İstanbul Büyükşehir Belediye (İBB) Başkanı Ekrem İmamoğlu’nun tutuklanmasının ardından her hafta çarşamba günü İstanbul’un bir ilçesinde, hafta sonları ise farklı illerde düzenlenen “Millet İradesine Sahip Çıkıyor” mitinglerinin bu haftaki durağı Kırşehir oldu. Sıcak havaya rağmen on binlerce vatandaşın katıldığı mitingde CHP Genel Başkanı Özgür Özel, Cacabey Meydanı’nda halka seslendi.
Miting alanı güvenlik önlemleriyle çevrilirken, meydan Türk bayrakları, Atatürk posterleri, Özgür Özel fotoğrafları ve CHP bayraklarıyla donatıldı.
Konuşmasında İBB’ye yönelik operasyonlar ve son olarak Beyoğlu Belediye Başkanı İnan Güney’in gözaltına alınması üzerinden hükümete yüklenen Özel, bunun belediye meclisinde dengeleri değiştirerek Beyoğlu’nu AKP’ye geçirme planı olduğunu savundu. Özel, “Sırf oyla alamadıkları belediyeleri yargı eliyle ele geçirmek istiyorlar” dedi.

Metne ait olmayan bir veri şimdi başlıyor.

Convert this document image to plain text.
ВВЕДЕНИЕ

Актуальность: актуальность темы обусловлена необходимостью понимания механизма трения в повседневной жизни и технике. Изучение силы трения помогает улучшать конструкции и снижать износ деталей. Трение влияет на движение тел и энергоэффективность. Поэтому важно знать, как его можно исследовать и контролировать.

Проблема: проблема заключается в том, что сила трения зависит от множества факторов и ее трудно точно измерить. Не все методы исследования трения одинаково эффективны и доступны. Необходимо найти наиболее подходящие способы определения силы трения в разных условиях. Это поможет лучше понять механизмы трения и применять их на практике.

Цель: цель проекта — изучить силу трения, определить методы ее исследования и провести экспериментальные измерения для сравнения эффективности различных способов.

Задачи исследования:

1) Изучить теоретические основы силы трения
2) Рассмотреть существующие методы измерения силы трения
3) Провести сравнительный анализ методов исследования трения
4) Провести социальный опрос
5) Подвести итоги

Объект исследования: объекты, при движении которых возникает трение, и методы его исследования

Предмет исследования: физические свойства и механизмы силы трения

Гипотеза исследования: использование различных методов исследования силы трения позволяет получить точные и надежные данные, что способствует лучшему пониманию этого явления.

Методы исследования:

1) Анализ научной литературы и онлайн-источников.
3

Şap hastalığı ve tarım vurgusu
Kırşehir ve çevre illerde şap hastalığının hayvancılığı bitirme noktasına getirdiğini belirten Özel, et ve süt üretiminde 4 milyar dolarlık kayıp yaşandığını söyledi. Aşılama çalışmalarının yetersiz kaldığını, ölen hayvanların tespit edilip üreticiye destek verilmesi gerektiğini vurgulayan Özel, şap hastalığının görüldüğü bölgelerin “afet bölgesi” ilan edilmesi çağrısında bulundu.
Maden ve çevre eleştirisi
Kırşehir’in maden şirketleri tarafından kuşatıldığını söyleyen Özel, Koza Altın, Cengiz ve Rönesans başta olmak üzere “beşli çete” olarak adlandırdığı şirketlerin bölgede altın arama çalışmaları yürüttüğünü belirtti. Seyfe Gölü’nün kuruma tehlikesine dikkat çeken Özel, patlatmalar ve maden atıklarıyla hem doğanın hem de hayvancılığın zarar göreceğini ifade etti.
“Kara düzen bitecek”
Hükümeti “vatandaşla yandaş arasında derin eşitsizlik yaratmakla” suçlayan Özel, kamu görevlilerinin, sağlıkçıların, polis ve askerlerin haklarının ödenmediğini söyledi. İmam hatiplilerin geleceğini karartan sınav skandallarını da eleştiren Özel, “Bu ülkede mahkemede de, vergide de, tarımda da adalet gelecek” diye konuştu.
Aydın ve Beyoğlu mesajı
Aydın Büyükşehir Belediye Başkanı Özlem Çerçioğlu’nun AKP’ye geçiş sürecinde baskıya maruz kaldığını iddia eden Özel, “Ya AKP’ye katıl, ya Silivri’ye tıkıl dediler” ifadelerini kullandı. Beyoğlu Belediye Meclisi’nde dengelerin CHP lehine olduğunu hatırlatan Özel, “İki üye değişse belediye AKP’ye geçer. Bunun için operasyon yapıyorlar” dedi.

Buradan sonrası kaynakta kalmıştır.